Raquel le miró como si estuviera loco.
Valentina intentó ayudar:
—Háblale, acarícialo, verás cómo cambia.
—¿A mí qué me importa ese perro callejero? ¡No es una persona!
Valentina suspiró. Algo malo olía Barbas en ella.
***
Una noche, Raquel salió a admirar las estrellas. De pronto, un gruñido la sobresaltó. Corrió, tropezó y cayó en una zanja llena de ortigas.
—¡Ay, Dios mío! —gritó, abrasada por las picaduras.
Vicente la sacó, pero ella, roja de ira, acusó:
—¡Tu perro quería matarme!
—Solo te asustó. No sabía quién eras.
Raquel no perdonó a Barbas. Al día siguiente, pagó a un lugareño para que se lo llevara.
—Llévalo lejos, que no vuelva. Si vive, suerte; si no, peor para él.
El hombre asintió. El trabajo escaseaba, y el dinero no olía.
***
—Vicente, ¿has visto a Barbas? No se aleja nunca… —Valentina buscaba angustiada.
Todo el día preguntaron por el pueblo, pero Barbas había desaparecido.
—¿Dónde estará? —Valentina, sentada en el porche, lloró desconsolada.
—No es para tanto —dijo Raquel—. Era viejo. Quizá se fue a morir al campo. Cómprate otro.
—Barbas no era solo un perro —lloró Valentina—. Fue un ángel… Si no fuera por él, quizá tú no estarías aquí. Vicente, ven. Muéstrale las cicatrices.
—Me quemé de niño…
—¡Fue un incendio! Tenías cinco años. Yo trabajaba, tu abuela te cuidaba. Barbas te sacó, inconsciente. A tu abuela no llegó a tiempo… ¿Lo olvidaste?
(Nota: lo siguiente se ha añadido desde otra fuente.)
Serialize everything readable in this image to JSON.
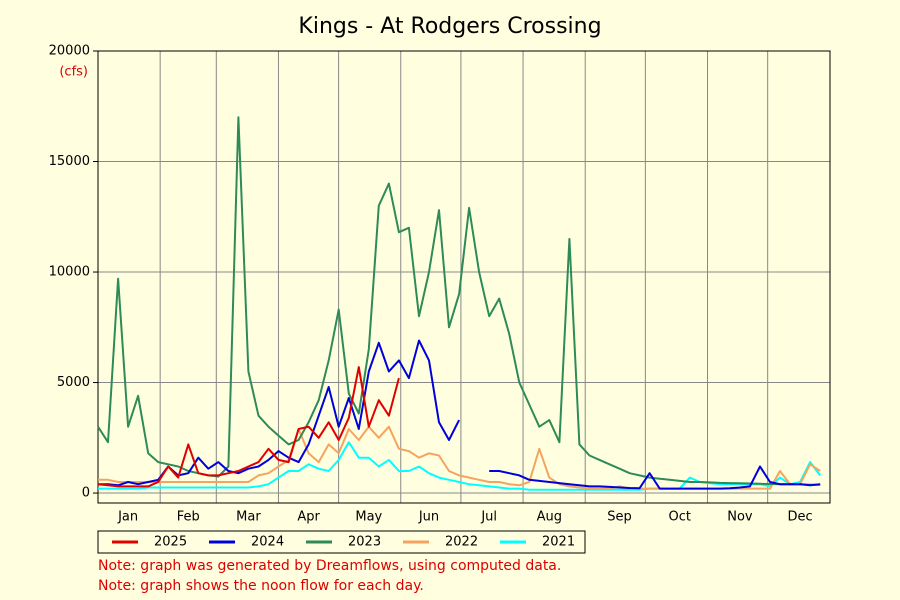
{
  "chart_data": {
    "type": "line",
    "title": "Kings - At Rodgers Crossing",
    "y_unit_label": "(cfs)",
    "notes": [
      "Note: graph was generated by Dreamflows, using computed data.",
      "Note: graph shows the noon flow for each day."
    ],
    "legend": "bottom",
    "grid": true,
    "ylim": [
      -450,
      20000
    ],
    "yticks": [
      0,
      5000,
      10000,
      15000,
      20000
    ],
    "categories": [
      null,
      null,
      null,
      "Jan",
      null,
      null,
      null,
      null,
      null,
      "Feb",
      null,
      null,
      null,
      null,
      null,
      "Mar",
      null,
      null,
      null,
      null,
      null,
      "Apr",
      null,
      null,
      null,
      null,
      null,
      "May",
      null,
      null,
      null,
      null,
      null,
      "Jun",
      null,
      null,
      null,
      null,
      null,
      "Jul",
      null,
      null,
      null,
      null,
      null,
      "Aug",
      null,
      null,
      null,
      null,
      null,
      null,
      "Sep",
      null,
      null,
      null,
      null,
      null,
      "Oct",
      null,
      null,
      null,
      null,
      null,
      "Nov",
      null,
      null,
      null,
      null,
      null,
      "Dec",
      null,
      null
    ],
    "series": [
      {
        "name": "2025",
        "color": "#e00000",
        "values": [
          400,
          350,
          300,
          300,
          300,
          300,
          500,
          1200,
          700,
          2200,
          900,
          800,
          800,
          900,
          1000,
          1200,
          1400,
          2000,
          1500,
          1400,
          2900,
          3000,
          2500,
          3200,
          2400,
          3400,
          5700,
          3000,
          4200,
          3500,
          5200,
          null,
          null,
          null,
          null,
          null,
          null,
          null,
          null,
          null,
          null,
          null,
          null,
          null,
          null,
          null,
          null,
          null,
          null,
          null,
          null,
          null,
          null,
          null,
          null,
          null,
          null,
          null,
          null,
          null,
          null,
          null,
          null,
          null,
          null,
          null,
          null,
          null,
          null,
          null,
          null,
          null,
          null
        ]
      },
      {
        "name": "2024",
        "color": "#0000dd",
        "values": [
          400,
          400,
          350,
          500,
          400,
          500,
          600,
          1200,
          800,
          900,
          1600,
          1100,
          1400,
          1000,
          900,
          1100,
          1200,
          1500,
          1900,
          1600,
          1400,
          2200,
          3500,
          4800,
          3000,
          4300,
          2900,
          5500,
          6800,
          5500,
          6000,
          5200,
          6900,
          6000,
          3200,
          2400,
          3300,
          null,
          null,
          1000,
          1000,
          900,
          800,
          600,
          550,
          500,
          450,
          400,
          350,
          300,
          300,
          280,
          250,
          230,
          220,
          900,
          200,
          200,
          200,
          200,
          200,
          200,
          200,
          220,
          250,
          300,
          1200,
          500,
          400,
          400,
          400,
          350,
          400
        ]
      },
      {
        "name": "2023",
        "color": "#2e8b57",
        "values": [
          3000,
          2300,
          9700,
          3000,
          4400,
          1800,
          1400,
          1300,
          1200,
          1000,
          900,
          800,
          750,
          1200,
          17000,
          5500,
          3500,
          3000,
          2600,
          2200,
          2400,
          3200,
          4200,
          6000,
          8300,
          4500,
          3600,
          6500,
          13000,
          14000,
          11800,
          12000,
          8000,
          10000,
          12800,
          7500,
          9000,
          12900,
          10000,
          8000,
          8800,
          7200,
          5000,
          4000,
          3000,
          3300,
          2300,
          11500,
          2200,
          1700,
          1500,
          1300,
          1100,
          900,
          800,
          700,
          650,
          600,
          550,
          500,
          500,
          480,
          460,
          450,
          440,
          430,
          420,
          410,
          400,
          400,
          400,
          380,
          380
        ]
      },
      {
        "name": "2022",
        "color": "#f4a460",
        "values": [
          600,
          600,
          500,
          500,
          500,
          500,
          500,
          500,
          500,
          500,
          500,
          500,
          500,
          500,
          500,
          500,
          800,
          900,
          1200,
          1500,
          2900,
          1800,
          1400,
          2200,
          1800,
          2900,
          2400,
          3000,
          2500,
          3000,
          2000,
          1900,
          1600,
          1800,
          1700,
          1000,
          800,
          700,
          600,
          500,
          500,
          400,
          350,
          500,
          2000,
          700,
          400,
          300,
          250,
          200,
          200,
          200,
          300,
          200,
          200,
          200,
          200,
          200,
          200,
          200,
          200,
          200,
          200,
          200,
          200,
          200,
          200,
          200,
          1000,
          400,
          400,
          1300,
          1000
        ]
      },
      {
        "name": "2021",
        "color": "#00ffff",
        "values": [
          200,
          200,
          200,
          200,
          200,
          250,
          250,
          250,
          250,
          250,
          250,
          250,
          250,
          250,
          250,
          250,
          300,
          400,
          700,
          1000,
          1000,
          1300,
          1100,
          1000,
          1500,
          2300,
          1600,
          1600,
          1200,
          1500,
          1000,
          1000,
          1200,
          900,
          700,
          600,
          500,
          400,
          350,
          300,
          250,
          200,
          200,
          150,
          150,
          150,
          150,
          150,
          150,
          150,
          150,
          150,
          150,
          150,
          150,
          200,
          200,
          200,
          200,
          700,
          500,
          450,
          400,
          400,
          400,
          400,
          400,
          300,
          700,
          400,
          500,
          1400,
          800
        ]
      }
    ]
  }
}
—Debió ser el golpe en la cabeza…
—¡Lo encontraré! —prometió Vicente.
Raquel se retiró, irritada. «Qué exagerada. ¿Por un perro?».
Vicente la enfrentó:
—Dime la verdad. No me enfadaré.
Los ojos de Raquel esquivaron los suyos.
—¿Para qué buscarlo?
Vicente golpeó la mesa, furioso por primera vez.
Asustada, Raquel confesó.
—¿Quién fue? ¡Dime!
***
Vicente llegó a una casa en las afueras. El hombre, somnoliento, negoció:
—Págame y te llevo donde lo dejé.
A la mañana, siguieron al tractor. Cuando Vicente lo vio, corrió.
—¡Barbas! ¡Ven aquí!
Vicente recogió el cuerpo frío de su fiel compañero mientras las lágrimas ardían en sus ojos, sabiendo que, aunque otro perro ocuparía algún día su lugar, Barbas siempre viviría en su corazón.